La agenda bilateral de “combate al terrorismo y al narcotráfico” que tiene nuestro país con el imperio ya es una constante que sostuvieron todos los gobiernos hasta el día de hoy.
En los últimos años, tanto Bullrich del PRO como Berni del Frente de Todos, levantan las banderas de “la guerra contra el narcotráfico”, aún con la cantidad de evidencias que existen al día de hoy de que todo crimen organizado no opera sin connivencia y garantías de las fuerzas represivas, el Estado corrupto y los empresarios, la supuesta guerra, solo encierra jóvenes durante años y sin condena firme, por uso o tenencia.
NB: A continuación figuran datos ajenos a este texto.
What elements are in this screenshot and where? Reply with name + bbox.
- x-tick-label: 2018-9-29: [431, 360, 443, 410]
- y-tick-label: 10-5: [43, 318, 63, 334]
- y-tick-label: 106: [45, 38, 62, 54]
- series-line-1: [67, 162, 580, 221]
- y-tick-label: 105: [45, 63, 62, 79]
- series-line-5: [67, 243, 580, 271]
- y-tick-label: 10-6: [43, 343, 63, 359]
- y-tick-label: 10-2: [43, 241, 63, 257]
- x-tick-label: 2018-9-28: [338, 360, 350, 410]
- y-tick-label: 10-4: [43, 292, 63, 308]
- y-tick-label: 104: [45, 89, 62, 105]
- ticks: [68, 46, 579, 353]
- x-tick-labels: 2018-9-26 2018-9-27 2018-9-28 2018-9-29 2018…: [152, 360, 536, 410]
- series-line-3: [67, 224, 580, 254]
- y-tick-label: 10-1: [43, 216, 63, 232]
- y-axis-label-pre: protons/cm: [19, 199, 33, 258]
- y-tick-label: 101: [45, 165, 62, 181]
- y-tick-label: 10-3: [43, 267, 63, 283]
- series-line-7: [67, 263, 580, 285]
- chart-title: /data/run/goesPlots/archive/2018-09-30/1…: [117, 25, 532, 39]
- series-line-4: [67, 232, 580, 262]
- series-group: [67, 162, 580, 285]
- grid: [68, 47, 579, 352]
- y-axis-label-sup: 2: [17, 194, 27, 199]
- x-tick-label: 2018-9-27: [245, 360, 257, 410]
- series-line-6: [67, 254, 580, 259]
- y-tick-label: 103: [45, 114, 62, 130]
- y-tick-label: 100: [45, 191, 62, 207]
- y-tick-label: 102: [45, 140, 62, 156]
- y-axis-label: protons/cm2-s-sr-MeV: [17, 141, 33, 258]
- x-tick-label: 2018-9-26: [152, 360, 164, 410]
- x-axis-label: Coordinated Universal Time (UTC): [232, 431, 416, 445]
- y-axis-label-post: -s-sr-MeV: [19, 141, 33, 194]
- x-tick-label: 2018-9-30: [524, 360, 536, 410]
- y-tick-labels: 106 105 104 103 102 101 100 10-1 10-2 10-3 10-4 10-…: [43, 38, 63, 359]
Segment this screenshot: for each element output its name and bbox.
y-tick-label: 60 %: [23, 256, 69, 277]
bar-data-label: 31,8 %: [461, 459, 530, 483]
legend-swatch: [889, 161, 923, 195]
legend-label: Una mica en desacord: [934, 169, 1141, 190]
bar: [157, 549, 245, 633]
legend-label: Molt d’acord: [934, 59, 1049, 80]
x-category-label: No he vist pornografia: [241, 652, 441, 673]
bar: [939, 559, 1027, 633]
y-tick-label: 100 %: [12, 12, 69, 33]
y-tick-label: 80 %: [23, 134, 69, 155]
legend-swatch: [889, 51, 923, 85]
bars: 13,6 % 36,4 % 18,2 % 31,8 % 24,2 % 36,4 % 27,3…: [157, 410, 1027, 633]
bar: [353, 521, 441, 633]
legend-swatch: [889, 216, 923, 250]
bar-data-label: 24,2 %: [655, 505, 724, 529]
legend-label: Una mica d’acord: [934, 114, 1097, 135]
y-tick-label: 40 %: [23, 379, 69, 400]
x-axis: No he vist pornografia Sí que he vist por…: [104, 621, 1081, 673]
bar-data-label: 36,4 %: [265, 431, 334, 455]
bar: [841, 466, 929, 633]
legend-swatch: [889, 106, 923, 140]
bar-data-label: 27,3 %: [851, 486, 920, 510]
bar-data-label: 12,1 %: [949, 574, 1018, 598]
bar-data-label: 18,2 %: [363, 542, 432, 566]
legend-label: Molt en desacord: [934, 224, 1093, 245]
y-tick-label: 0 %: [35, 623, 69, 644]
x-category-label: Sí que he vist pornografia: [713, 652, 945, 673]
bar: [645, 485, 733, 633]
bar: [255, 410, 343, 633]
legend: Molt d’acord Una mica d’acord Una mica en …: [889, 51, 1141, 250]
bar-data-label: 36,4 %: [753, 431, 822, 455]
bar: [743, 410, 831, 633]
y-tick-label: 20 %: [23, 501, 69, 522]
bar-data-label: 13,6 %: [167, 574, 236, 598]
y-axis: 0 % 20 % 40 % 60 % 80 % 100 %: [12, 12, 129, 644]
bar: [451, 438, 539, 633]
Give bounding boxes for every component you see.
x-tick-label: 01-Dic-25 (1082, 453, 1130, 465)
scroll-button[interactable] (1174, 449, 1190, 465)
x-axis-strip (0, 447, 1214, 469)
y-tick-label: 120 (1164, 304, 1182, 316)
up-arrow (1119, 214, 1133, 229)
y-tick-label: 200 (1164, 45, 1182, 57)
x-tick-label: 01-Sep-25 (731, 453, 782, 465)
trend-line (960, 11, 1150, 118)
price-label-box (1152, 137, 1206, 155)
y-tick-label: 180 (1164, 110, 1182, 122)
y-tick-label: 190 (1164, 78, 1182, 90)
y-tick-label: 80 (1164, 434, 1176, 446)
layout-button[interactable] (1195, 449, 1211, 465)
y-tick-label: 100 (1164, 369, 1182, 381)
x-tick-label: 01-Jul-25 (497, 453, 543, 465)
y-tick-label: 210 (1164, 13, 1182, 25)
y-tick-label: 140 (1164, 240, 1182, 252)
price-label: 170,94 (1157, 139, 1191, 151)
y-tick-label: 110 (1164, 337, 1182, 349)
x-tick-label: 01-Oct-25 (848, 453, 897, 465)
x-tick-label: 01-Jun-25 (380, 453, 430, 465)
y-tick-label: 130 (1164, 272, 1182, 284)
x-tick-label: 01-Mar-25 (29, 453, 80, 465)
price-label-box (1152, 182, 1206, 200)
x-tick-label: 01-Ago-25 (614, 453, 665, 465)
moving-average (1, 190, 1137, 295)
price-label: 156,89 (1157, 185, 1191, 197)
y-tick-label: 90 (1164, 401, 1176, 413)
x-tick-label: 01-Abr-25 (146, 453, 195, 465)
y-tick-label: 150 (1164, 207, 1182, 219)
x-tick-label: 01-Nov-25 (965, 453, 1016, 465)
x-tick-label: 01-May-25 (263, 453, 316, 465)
Tal es así que incluso se ha buscado “redefinir” el rol de las Fuerzas Armadas buscando que intervengan en la seguridad interna bajo la misma farsa de los enemigos número uno “narcotráfico y terrorismo”.
Mientras en la actualidad el gobierno de Alberto Fernández busca lavar su imagen golpeada por las malas políticas en materia de Salud y Economía frente a la pandemia con medidas tibias sobre el uso de cannabis, la legalización del cultivo medicinal y dice haber dejado de perseguir a usuarios, los funcionarios de su fuerza política (y represiva) siguen encerrando jóvenes por tenencia, desapareciéndolos y asesinándolos sin mayores costos.
Por eso a 45 años de la última dictadura, seguimos peleando por nuestros derechos, porque no olvidamos, no perdonamos, no nos reconciliamos. 30mil compañerxs detenidxs desaparecidxs, ¡PRESENTES!